Gina · Ongoing · 7 Chapters
Nathan called my pregnant body 'ruined' before filing for divorce. But the masked man who crawls through my window worships it—his hands tracing stretch marks like sacred maps. When my ex returns with a knife screaming 'kill the bastard', the shy neighbor subdues him... then slides off his balaclava. 'Remember our signal?' he whispers, whistling our midnight tune.
Ever since the pregnancy test turned positive, my husband stopped pretending to care.
Then one night, a stranger shattered the silence of my empty home.
...
The neighborhood had long since settled into that eerie late-night stillness where even the distant yowling of alley cats sounded unnaturally loud.

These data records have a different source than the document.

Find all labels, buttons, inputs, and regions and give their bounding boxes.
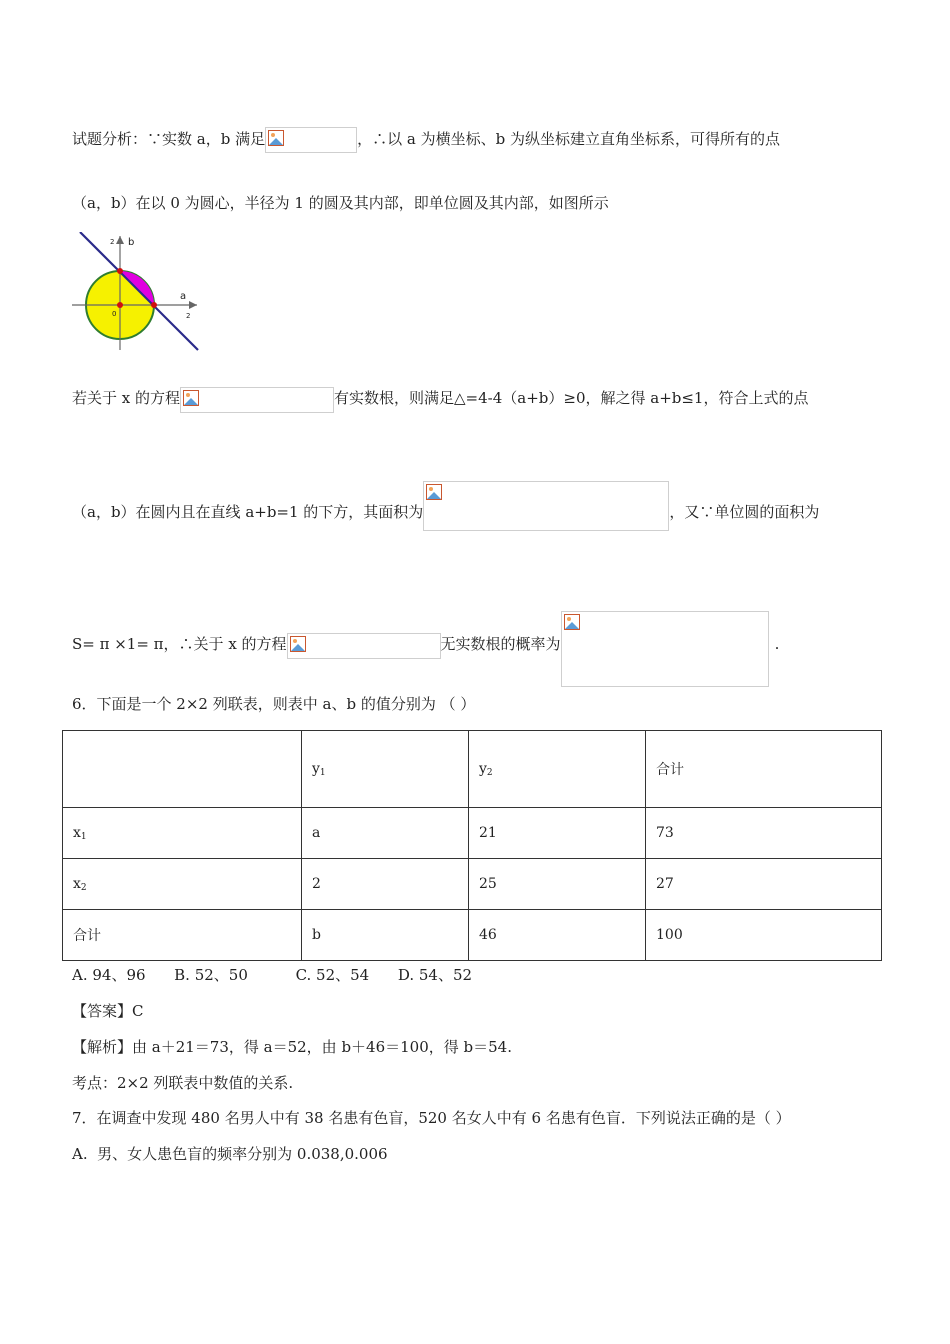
a-axis-arrow-icon xyxy=(189,301,197,309)
axis-a-label: a xyxy=(180,291,187,302)
q6-answer: 【答案】C xyxy=(72,1002,144,1020)
analysis-line-2 xyxy=(72,193,609,213)
contingency-table xyxy=(62,730,882,961)
table-cell: 100 xyxy=(646,910,882,961)
q6-kaodian: 考点：2×2 列联表中数值的关系. xyxy=(72,1074,294,1092)
formula-image-placeholder xyxy=(561,611,769,687)
origin-label: 0 xyxy=(112,310,117,318)
analysis-text: ，∴以 a 为横坐标、b 为纵坐标建立直角坐标系，可得所有的点 xyxy=(357,130,780,148)
table-cell: 73 xyxy=(646,808,882,859)
intersection-point-a xyxy=(151,302,157,308)
table-header-row xyxy=(63,731,882,808)
table-cell: a xyxy=(302,808,469,859)
table-cell: 2 xyxy=(302,859,469,910)
broken-image-icon xyxy=(290,636,306,652)
formula-image-placeholder xyxy=(423,481,669,531)
analysis-text: S= π ×1= π，∴关于 x 的方程 xyxy=(72,635,287,653)
analysis-line-5 xyxy=(72,611,779,687)
origin-point xyxy=(117,302,123,308)
broken-image-icon xyxy=(426,484,442,500)
b-axis-arrow-icon xyxy=(116,236,124,244)
analysis-text: 若关于 x 的方程 xyxy=(72,389,180,407)
analysis-line-4 xyxy=(72,481,819,531)
table-cell: 21 xyxy=(469,808,646,859)
broken-image-icon xyxy=(183,390,199,406)
table-cell: $y_2$ xyxy=(469,731,646,808)
analysis-text: （a，b）在以 0 为圆心，半径为 1 的圆及其内部，即单位圆及其内部，如图所示 xyxy=(72,194,609,212)
table-row xyxy=(63,910,882,961)
table-cell: $x_1$ xyxy=(63,808,302,859)
intersection-point-b xyxy=(117,268,123,274)
table-cell: $x_2$ xyxy=(63,859,302,910)
broken-image-icon xyxy=(268,130,284,146)
q7-option-a: A. 男、女人患色盲的频率分别为 0.038,0.006 xyxy=(72,1145,388,1163)
table-cell: 合计 xyxy=(63,910,302,961)
q7-stem: 7．在调查中发现 480 名男人中有 38 名患有色盲，520 名女人中有 6 名患有色盲．下列说法正确的是（ ） xyxy=(72,1109,791,1127)
axis-b-label: b xyxy=(128,237,135,248)
analysis-line-1 xyxy=(72,127,780,153)
table-cell xyxy=(63,731,302,808)
table-row xyxy=(63,859,882,910)
analysis-text: ，又∵单位圆的面积为 xyxy=(669,503,820,521)
unit-circle-figure xyxy=(72,232,202,352)
broken-image-icon xyxy=(564,614,580,630)
analysis-text: . xyxy=(774,635,780,653)
formula-image-placeholder xyxy=(287,633,441,659)
formula-image-placeholder xyxy=(265,127,357,153)
tick-label-x: 2 xyxy=(186,312,191,320)
table-cell: 46 xyxy=(469,910,646,961)
table-cell: $y_1$ xyxy=(302,731,469,808)
table-cell: 25 xyxy=(469,859,646,910)
analysis-text: 试题分析：∵实数 a，b 满足 xyxy=(72,130,266,148)
q6-explanation: 【解析】由 a＋21＝73，得 a＝52，由 b＋46＝100，得 b＝54. xyxy=(72,1038,512,1056)
table-cell: 合计 xyxy=(646,731,882,808)
analysis-text: （a，b）在圆内且在直线 a+b=1 的下方，其面积为 xyxy=(72,503,424,521)
analysis-text: 有实数根，则满足△=4-4（a+b）≥0，解之得 a+b≤1，符合上式的点 xyxy=(334,389,809,407)
analysis-line-3 xyxy=(72,387,808,413)
table-cell: b xyxy=(302,910,469,961)
formula-image-placeholder xyxy=(180,387,334,413)
tick-label-y: 2 xyxy=(110,238,115,246)
q6-stem: 6．下面是一个 2×2 列联表，则表中 a、b 的值分别为 （ ） xyxy=(72,695,476,713)
table-cell: 27 xyxy=(646,859,882,910)
analysis-text: 无实数根的概率为 xyxy=(440,635,561,653)
q6-options: A. 94、96 B. 52、50 C. 52、54 D. 54、52 xyxy=(72,966,473,984)
table-row xyxy=(63,808,882,859)
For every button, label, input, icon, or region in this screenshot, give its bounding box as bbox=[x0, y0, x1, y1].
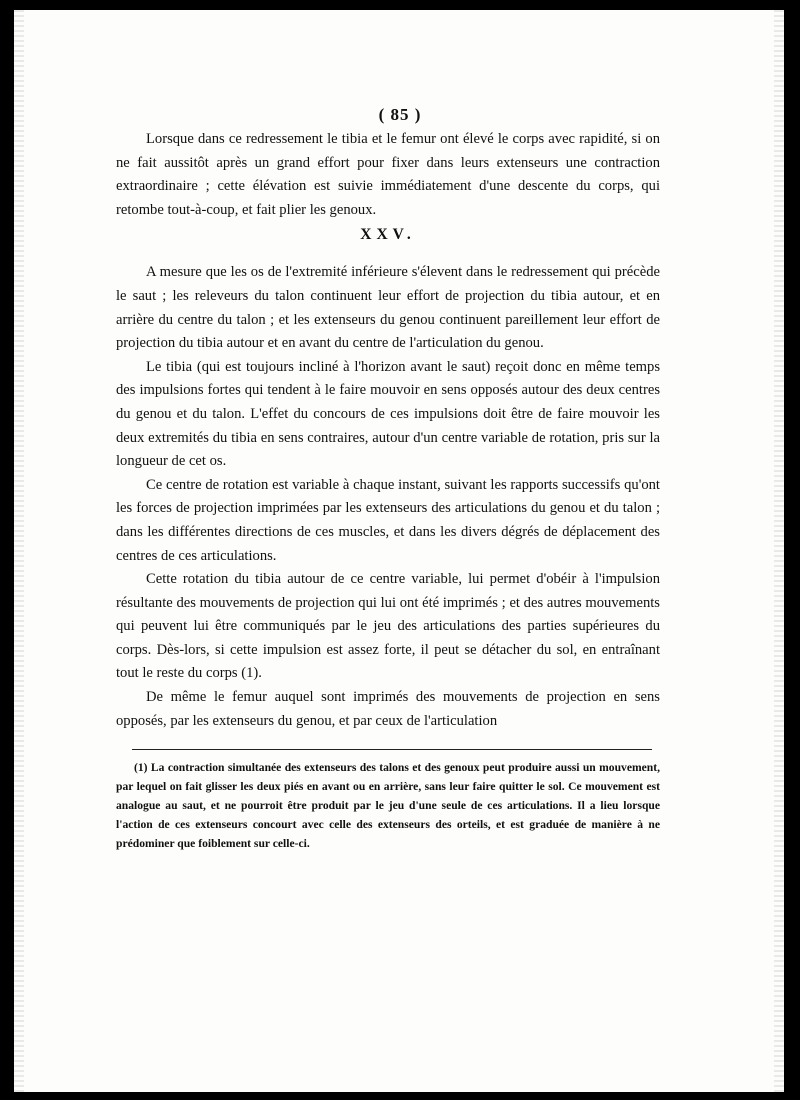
section-title: XXV. bbox=[360, 226, 416, 244]
paragraph-1: A mesure que les os de l'extremité inférieure s'élevent dans le redressement qui précède le saut ; les releveurs du talon continuent leur effort de projection du tibia autour, et en arrière du centre du talon ; et les extenseurs du genou continuent pareillement leur effort de projection du tibia autour et en avant du centre de l'articulation du genou. bbox=[116, 264, 660, 352]
paragraph-5: De même le femur auquel sont imprimés des mouvements de projection en sens opposés, par les extenseurs du genou, et par ceux de l'articulation bbox=[116, 689, 660, 729]
page-number: ( 85 ) bbox=[378, 105, 422, 124]
paragraph-3: Ce centre de rotation est variable à chaque instant, suivant les rapports successifs qu'ont les forces de projection imprimées par les extenseurs des articulations du genou et du talon ; dans les différentes directions de ces muscles, et dans les divers dégrés de déplacement des centres de ces articulations. bbox=[116, 476, 660, 564]
page-text-block bbox=[116, 102, 660, 853]
paragraph-intro: Lorsque dans ce redressement le tibia et le femur ont élevé le corps avec rapidité, si on ne fait aussitôt après un grand effort pour fixer dans leurs extenseurs une contraction extraordinaire ; cette élévation est suivie immédiatement d'une descente du corps, qui retombe tout-à-coup, et fait plier les genoux. bbox=[116, 131, 660, 218]
footnote: (1) La contraction simultanée des extenseurs des talons et des genoux peut produire aussi un mouvement, par lequel on fait glisser les deux piés en avant ou en arrière, sans leur faire quitter le sol. Ce mouvement est analogue au saut, et ne pourroit être produit par le jeu d'une seule de ces articulations. Il a lieu lorsque l'action de ces extenseurs concourt avec celle des extenseurs des orteils, et est graduée de manière à ne prédominer que foiblement sur celle-ci. bbox=[116, 761, 660, 851]
paragraph-4: Cette rotation du tibia autour de ce centre variable, lui permet d'obéir à l'impulsion résultante des mouvements de projection qui lui ont été imprimés ; et des autres mouvements qui peuvent lui être communiqués par le jeu des articulations des parties supérieures du corps. Dès-lors, si cette impulsion est assez forte, il peut se détacher du sol, en entraînant tout le reste du corps (1). bbox=[116, 571, 660, 682]
book-page bbox=[14, 10, 784, 1092]
paragraph-2: Le tibia (qui est toujours incliné à l'horizon avant le saut) reçoit donc en même temps des impulsions fortes qui tendent à le faire mouvoir en sens opposés autour des deux centres du genou et du talon. L'effet du concours de ces impulsions doit être de faire mouvoir les deux extremités du tibia en sens contraires, autour d'un centre variable de rotation, pris sur la longueur de cet os. bbox=[116, 358, 660, 470]
footnote-divider bbox=[132, 749, 652, 750]
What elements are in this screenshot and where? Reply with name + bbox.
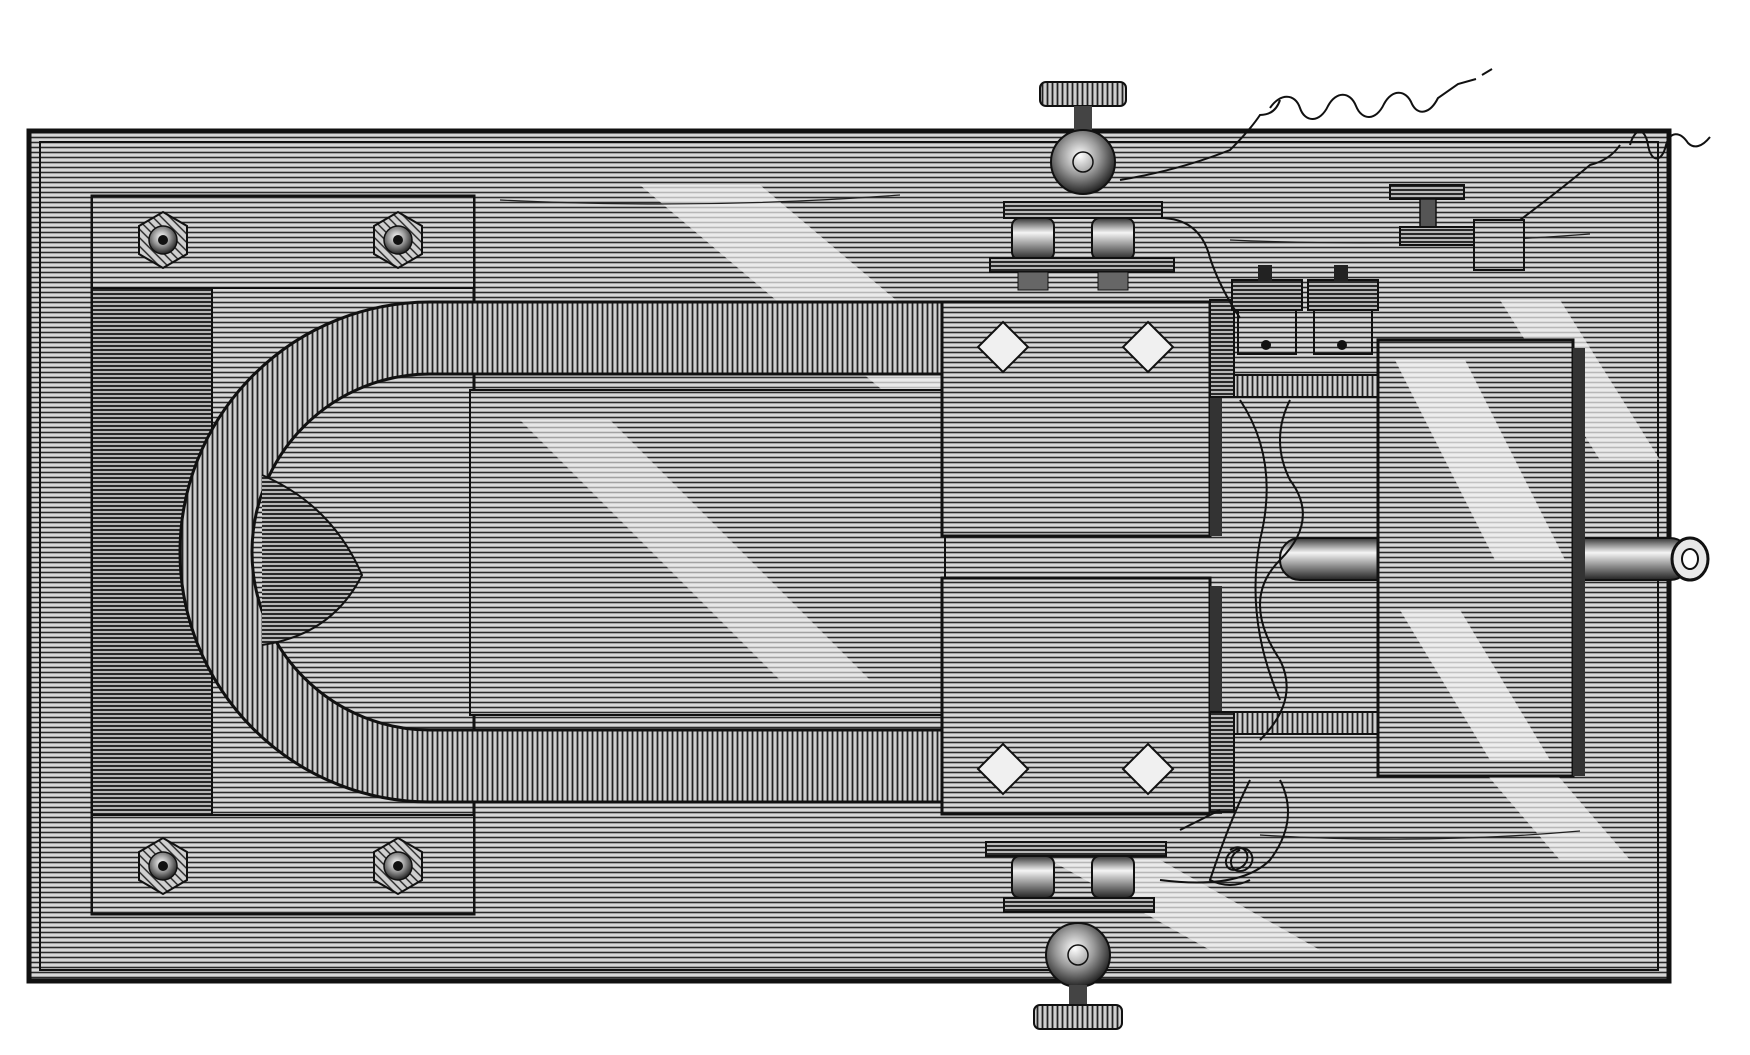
armature-block <box>1378 340 1585 776</box>
pole-piece-lower <box>942 578 1222 814</box>
pole-piece-upper <box>942 302 1222 536</box>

I lay curled in bed, alone as usual, until my fingers finally closed around what I'd hidden in the nightstand drawer.
Four months earlier, Nathan had stumbled home reeking of whiskey after some "client dinner." By then, our arguments had turned our marriage into a warzone—separate bedrooms, icy silences, the whole miserable routine.
That night, his drunken hands groped at me with a stranger's hunger. Maybe it was hope, maybe just exhaustion, but I didn't push him away.
One careless moment. One life-changing consequence.
My name is Evelyn Laurent. A year ago, I walked down the aisle believing in fairy tales, thanks to our parents' well-intentioned matchmaking. The "honeymoon phase" lasted exactly sixty days before Nathan's true colors bled through—cold, dismissive, perpetually annoyed by my existence.
When the pregnancy test showed those two pink lines, I actually dared to hope. Instead, it became the final nail in our marriage's coffin.
Nathan's reaction? He packed his designer suits that same afternoon. Not with guilt, not with concern—just cold demands to "fix your mistake" while his lawyer drafted divorce papers.
Oh, I knew about his mistress. But abandoning his pregnant wife without a backward glance? That level of cruelty still stole my breath.
I've got too much pride to beg. Signed the divorce papers with steady hands. But this baby? This was mine.
Thank God for my years as a corporate VP. My savings meant I could quit the rat race, focus on growing this tiny life when no one else would.
Then—a scrape of fabric against hardwood.
My entire body went rigid. Nathan hadn't stepped foot here in months. The only key...
Frantic, I swept the evidence on my bed under the covers.